Di zaman ini kita harus berhati-hati, sebab zaman ini adalah zaman syubhat. Para Ulama menyatakan, tidak sepatutnya seorang yang berilmu bingung membedakan yang baik dan buruk. Sebab, kebaikan dan keburukan adalah dua hal yang sangat jelas, setiap orang dapat membedakannya. 

Berdialoglah dengan mereka dengan ucapan-ucapan yang baik yang tidak mengandung pelanggaran (atas hak mereka).

Aku tidak pernah melihat ada yang benar-benar memberi, selain Allah SWT. Jika ada seseorang memberiku sesuatu, kebaikannya itu tidak meninggikan kedudukannya di sisiku, karena aku mrnganggap orang itu hanyalah perantara saja, 

Peliharalah hatimu masing-masing dari niatan atau bisikan-bisikan hati yang tercela, dan bersihkanlah dari noda-noda akhlak yang buruk. Berupayalah mencegah keterlibatan setiap anggota tubuhmu dalam kegiatan bermaksiat atau berdosa. Lebih-lebih lagi dalam hal menjaga dan memelihara lidah dari pembicaraan-pembicaraan yang terlarang atau sia-sia, terutama yang bersifat umpatan atau gunjingan terhadap sesama muslim. Begitu besar dosa ghibah (pergunjingan) sehingga dinyatakan bahwa dosanya lebih besar daripada dosa perzinaan.

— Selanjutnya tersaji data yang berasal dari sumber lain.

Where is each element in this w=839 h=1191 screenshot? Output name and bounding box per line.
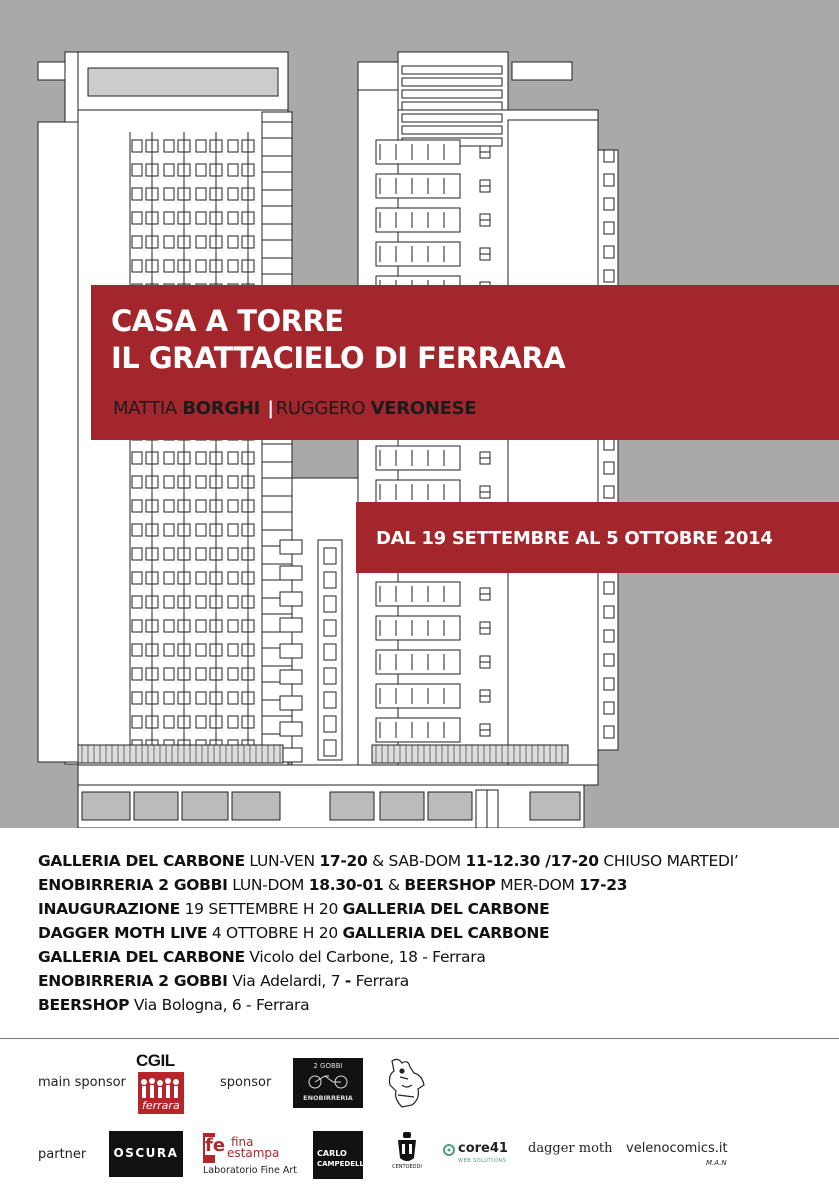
connector-window (280, 644, 302, 658)
window (228, 572, 238, 584)
text: - (344, 972, 352, 990)
fina-sub-text: Laboratorio Fine Art (203, 1165, 298, 1176)
podium-band (372, 745, 568, 763)
roof-slab (88, 68, 278, 96)
window (228, 212, 238, 224)
text: MER-DOM (495, 876, 580, 894)
window (196, 212, 206, 224)
window (228, 620, 238, 632)
campedelli-text: CAMPEDELLI (317, 1160, 367, 1168)
date-range: DAL 19 SETTEMBRE AL 5 OTTOBRE 2014 (376, 528, 773, 549)
window (228, 524, 238, 536)
address: Vicolo del Carbone, 18 - Ferrara (244, 948, 486, 966)
window (228, 188, 238, 200)
venue-name: GALLERIA DEL CARBONE (342, 924, 550, 942)
window (228, 500, 238, 512)
balcony-window (376, 208, 460, 232)
text: & (383, 876, 405, 894)
balcony (262, 496, 292, 512)
balcony (262, 224, 292, 240)
shopfront (232, 792, 280, 820)
address: Ferrara (351, 972, 410, 990)
shopfront (182, 792, 228, 820)
window (196, 668, 206, 680)
estampa-text: estampa (227, 1146, 280, 1160)
balcony-window (376, 616, 460, 640)
window (196, 188, 206, 200)
info-row-address-galleria (38, 945, 739, 969)
window (196, 548, 206, 560)
crown-slat (402, 126, 502, 134)
window (196, 644, 206, 656)
window (164, 548, 174, 560)
window (228, 236, 238, 248)
stair-window (324, 692, 336, 708)
fina-text: fina (231, 1135, 254, 1149)
mascot-icon (384, 1055, 430, 1111)
balcony (262, 462, 292, 478)
velenocomics-logo (626, 1141, 736, 1171)
oscura-logo (109, 1131, 183, 1177)
venue-name: ENOBIRRERIA 2 GOBBI (38, 876, 228, 894)
balcony (262, 190, 292, 206)
roof-box (512, 62, 572, 80)
window (196, 524, 206, 536)
window (164, 644, 174, 656)
stair-window (324, 596, 336, 612)
connector-window (280, 592, 302, 606)
window (196, 692, 206, 704)
text: LUN-VEN (244, 852, 320, 870)
partner-label: partner (38, 1147, 87, 1162)
fina-estampa-logo (203, 1133, 297, 1177)
window (132, 668, 142, 680)
hours: 18.30-01 (308, 876, 384, 894)
balcony-window (376, 480, 460, 504)
authors-line (113, 398, 476, 419)
crown-slat (402, 66, 502, 74)
window (196, 500, 206, 512)
due-gobbi-logo (293, 1058, 363, 1108)
core41-logo (442, 1142, 512, 1168)
info-row-hours-galleria (38, 849, 739, 873)
window (228, 548, 238, 560)
window (164, 140, 174, 152)
info-row-hours-enobirreria (38, 873, 739, 897)
stair-window (324, 716, 336, 732)
text: 4 OTTOBRE H 20 (207, 924, 343, 942)
hours: 11-12.30 /17-20 (465, 852, 599, 870)
window (228, 140, 238, 152)
crest-icon (390, 1130, 424, 1164)
window (196, 140, 206, 152)
window (164, 260, 174, 272)
window (164, 596, 174, 608)
window (228, 260, 238, 272)
window (132, 212, 142, 224)
author-1-last: BORGHI (182, 398, 260, 419)
window (132, 692, 142, 704)
venue-name: ENOBIRRERIA 2 GOBBI (38, 972, 228, 990)
info-row-address-enobirreria (38, 969, 739, 993)
window (132, 716, 142, 728)
shopfront (530, 792, 580, 820)
window (196, 596, 206, 608)
window (604, 222, 614, 234)
connector-window (280, 722, 302, 736)
stair-window (324, 620, 336, 636)
window (164, 188, 174, 200)
centoeddi-logo (390, 1130, 424, 1178)
hours: 17-23 (579, 876, 628, 894)
dagger-moth-logo: dagger moth (528, 1141, 613, 1156)
venue-name: BEERSHOP (38, 996, 130, 1014)
window (164, 692, 174, 704)
shopfront (134, 792, 178, 820)
cgil-crowd-icon (138, 1076, 184, 1100)
window (604, 150, 614, 162)
window (604, 486, 614, 498)
window (132, 164, 142, 176)
info-row-address-beershop (38, 993, 739, 1017)
window (164, 524, 174, 536)
window (164, 572, 174, 584)
address: Via Bologna, 6 - Ferrara (129, 996, 310, 1014)
podium-band (78, 745, 283, 763)
mascot-logo (384, 1055, 430, 1111)
carlo-campedelli-logo (313, 1131, 367, 1179)
cgil-logo-box (138, 1072, 184, 1114)
crown-slat (402, 78, 502, 86)
right-tower-right-block (508, 120, 598, 770)
window (164, 212, 174, 224)
window (604, 654, 614, 666)
info-row-dagger-moth (38, 921, 739, 945)
window (604, 678, 614, 690)
stair-window (324, 668, 336, 684)
main-sponsor-label: main sponsor (38, 1075, 126, 1090)
crown-slat (402, 114, 502, 122)
address: Via Adelardi, 7 (227, 972, 345, 990)
fe-mark: fe (205, 1135, 226, 1156)
stair-window (324, 548, 336, 564)
window (164, 716, 174, 728)
window (196, 572, 206, 584)
window (132, 548, 142, 560)
connector-window (280, 540, 302, 554)
window (132, 188, 142, 200)
window (164, 620, 174, 632)
window (228, 692, 238, 704)
info-block (38, 849, 739, 1017)
velenocomics-sub: M.A.N (706, 1159, 727, 1167)
window (132, 524, 142, 536)
window (604, 174, 614, 186)
connector-window (280, 566, 302, 580)
window (164, 236, 174, 248)
balcony-window (376, 718, 460, 742)
cgil-logo-subtext: ferrara (142, 1099, 180, 1112)
window (604, 462, 614, 474)
hours: 17-20 (319, 852, 368, 870)
window (132, 236, 142, 248)
connector-window (280, 696, 302, 710)
window (604, 702, 614, 714)
window (228, 476, 238, 488)
author-1-first: MATTIA (113, 398, 177, 419)
window (228, 452, 238, 464)
window (196, 164, 206, 176)
balcony-window (376, 684, 460, 708)
cgil-logo-text: CGIL (136, 1051, 175, 1070)
venue-name: BEERSHOP (404, 876, 496, 894)
window (164, 500, 174, 512)
window (164, 164, 174, 176)
window (196, 476, 206, 488)
window (604, 606, 614, 618)
author-2-last: VERONESE (370, 398, 477, 419)
divider (0, 1038, 839, 1039)
window (228, 668, 238, 680)
stair-window (324, 572, 336, 588)
window (132, 620, 142, 632)
shopfront (428, 792, 472, 820)
venue-name: GALLERIA DEL CARBONE (38, 948, 245, 966)
balcony (262, 122, 292, 138)
window (196, 236, 206, 248)
event-name: INAUGURAZIONE (38, 900, 180, 918)
right-tower-top-left (358, 62, 400, 92)
info-row-inaugurazione (38, 897, 739, 921)
core41-sub: WEB SOLUTIONS (458, 1158, 507, 1164)
window (132, 572, 142, 584)
window (604, 726, 614, 738)
connector-window (280, 670, 302, 684)
core41-circle-icon (442, 1143, 456, 1157)
window (604, 198, 614, 210)
text: & SAB-DOM (367, 852, 466, 870)
bicycle-icon (293, 1072, 363, 1092)
window (228, 716, 238, 728)
text: CHIUSO MARTEDI’ (598, 852, 739, 870)
balcony-window (376, 446, 460, 470)
ground-canopy (78, 765, 598, 785)
venue-name: GALLERIA DEL CARBONE (342, 900, 550, 918)
text: LUN-DOM (227, 876, 309, 894)
title-line-1: CASA A TORRE (111, 304, 344, 338)
window (196, 716, 206, 728)
window (132, 260, 142, 272)
author-2-first: RUGGERO (275, 398, 366, 419)
balcony-window (376, 242, 460, 266)
author-separator: | (267, 398, 274, 419)
window (196, 452, 206, 464)
balcony-window (376, 582, 460, 606)
balcony-window (376, 174, 460, 198)
text: 19 SETTEMBRE H 20 (179, 900, 343, 918)
event-name: DAGGER MOTH LIVE (38, 924, 208, 942)
core41-text: core41 (458, 1141, 508, 1156)
window (164, 452, 174, 464)
shopfront (330, 792, 374, 820)
window (132, 596, 142, 608)
oscura-logo-text: OSCURA (113, 1146, 179, 1160)
window (228, 644, 238, 656)
date-banner (356, 502, 839, 573)
window (196, 620, 206, 632)
balcony-window (376, 650, 460, 674)
window (132, 140, 142, 152)
window (604, 582, 614, 594)
venue-name: GALLERIA DEL CARBONE (38, 852, 245, 870)
window (132, 452, 142, 464)
window (164, 476, 174, 488)
window (604, 630, 614, 642)
carlo-text: CARLO (317, 1149, 347, 1158)
balcony (262, 156, 292, 172)
window (196, 260, 206, 272)
window (164, 668, 174, 680)
balcony (262, 258, 292, 274)
stair-window (324, 740, 336, 756)
window (132, 644, 142, 656)
connector-window (280, 618, 302, 632)
window (228, 164, 238, 176)
left-tower-side (38, 122, 78, 762)
crown-slat (402, 90, 502, 98)
balcony-window (376, 140, 460, 164)
shopfront (380, 792, 424, 820)
due-gobbi-logo-top: 2 GOBBI (313, 1062, 343, 1070)
window (228, 596, 238, 608)
shopfront (82, 792, 130, 820)
window (604, 270, 614, 282)
sponsor-label: sponsor (220, 1075, 272, 1090)
velenocomics-text: velenocomics.it (626, 1141, 728, 1156)
cgil-logo (136, 1052, 186, 1114)
title-line-2: IL GRATTACIELO DI FERRARA (111, 341, 566, 375)
window (132, 476, 142, 488)
crown-slat (402, 102, 502, 110)
window (132, 500, 142, 512)
centoeddi-text: CENTOEDDI (392, 1164, 422, 1170)
title-banner (91, 285, 839, 440)
stair-window (324, 644, 336, 660)
window (604, 246, 614, 258)
due-gobbi-logo-sub: ENOBIRRERIA (303, 1094, 353, 1102)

Saya berpesan hendaknya kamu tidak merasa dirimu lebih baik dari orang lain. Apabila perasaan seperti itu terlintas dalam hatimu, sadarilah segera betapa kamu sudah seringkali melakukan kesalahan-kesalahan di masa lalu. Bagaimanapun juga seorang yang berakal sehat pasti mengetahui bahwa dirinya sendiri penuh dengan berbagai aib dan kesalahan. Maka hendaknya ia menyakini hal itu dan tidak meragukannya sedikitpun.

Para orang sholeh itu setelah wafat hanya hilang jasadnya saja, pada hakikatnya masih hidup seperti sedia kala malah tambah tajam pandangan bashirohnya dan makin kuat tawajuhnya (menghadap) kepada Allah. 

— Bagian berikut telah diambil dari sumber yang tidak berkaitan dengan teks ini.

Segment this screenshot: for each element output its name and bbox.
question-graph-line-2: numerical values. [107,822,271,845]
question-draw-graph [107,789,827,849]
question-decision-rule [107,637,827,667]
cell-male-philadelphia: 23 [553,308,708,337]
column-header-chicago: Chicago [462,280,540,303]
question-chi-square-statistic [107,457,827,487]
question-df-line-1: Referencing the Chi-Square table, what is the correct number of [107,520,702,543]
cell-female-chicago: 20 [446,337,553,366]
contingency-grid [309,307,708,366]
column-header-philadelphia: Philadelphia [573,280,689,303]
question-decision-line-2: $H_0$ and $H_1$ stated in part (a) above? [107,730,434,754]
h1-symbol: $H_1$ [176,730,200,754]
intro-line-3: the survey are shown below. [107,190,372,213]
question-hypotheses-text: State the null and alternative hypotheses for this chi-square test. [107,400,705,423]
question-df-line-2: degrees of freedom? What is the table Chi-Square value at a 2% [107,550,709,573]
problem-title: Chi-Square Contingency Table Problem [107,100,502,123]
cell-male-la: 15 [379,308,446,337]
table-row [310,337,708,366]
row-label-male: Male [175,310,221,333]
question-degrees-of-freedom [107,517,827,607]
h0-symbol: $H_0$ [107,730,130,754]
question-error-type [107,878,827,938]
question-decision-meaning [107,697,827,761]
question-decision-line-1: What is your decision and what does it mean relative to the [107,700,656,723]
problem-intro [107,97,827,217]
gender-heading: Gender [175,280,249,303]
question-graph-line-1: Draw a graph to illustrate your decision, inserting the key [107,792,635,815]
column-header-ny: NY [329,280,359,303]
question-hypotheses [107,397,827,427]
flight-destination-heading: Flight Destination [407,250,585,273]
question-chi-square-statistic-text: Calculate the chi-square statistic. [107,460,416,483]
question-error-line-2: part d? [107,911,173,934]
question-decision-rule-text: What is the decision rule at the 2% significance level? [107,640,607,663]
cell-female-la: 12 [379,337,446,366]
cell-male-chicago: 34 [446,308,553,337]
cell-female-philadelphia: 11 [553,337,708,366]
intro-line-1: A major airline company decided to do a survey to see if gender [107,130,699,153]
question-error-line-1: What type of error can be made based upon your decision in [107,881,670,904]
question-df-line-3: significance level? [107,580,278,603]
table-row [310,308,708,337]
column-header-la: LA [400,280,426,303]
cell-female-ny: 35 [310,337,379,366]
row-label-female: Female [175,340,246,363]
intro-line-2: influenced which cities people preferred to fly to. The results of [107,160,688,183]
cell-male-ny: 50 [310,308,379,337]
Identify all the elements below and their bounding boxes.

Ikut langkah-langkah ulama salaf (ulama terdahulu) akan membuahkan kebaikan yang amat besar, walaupun si pengikut bukan tergolong ahlil bathin. Tetapi jika ia serasikan langkahnya dengan ulama salaf, maka ia akan mendapatkan seperti apa yang di dapat oleh mereka para salaf sholihin.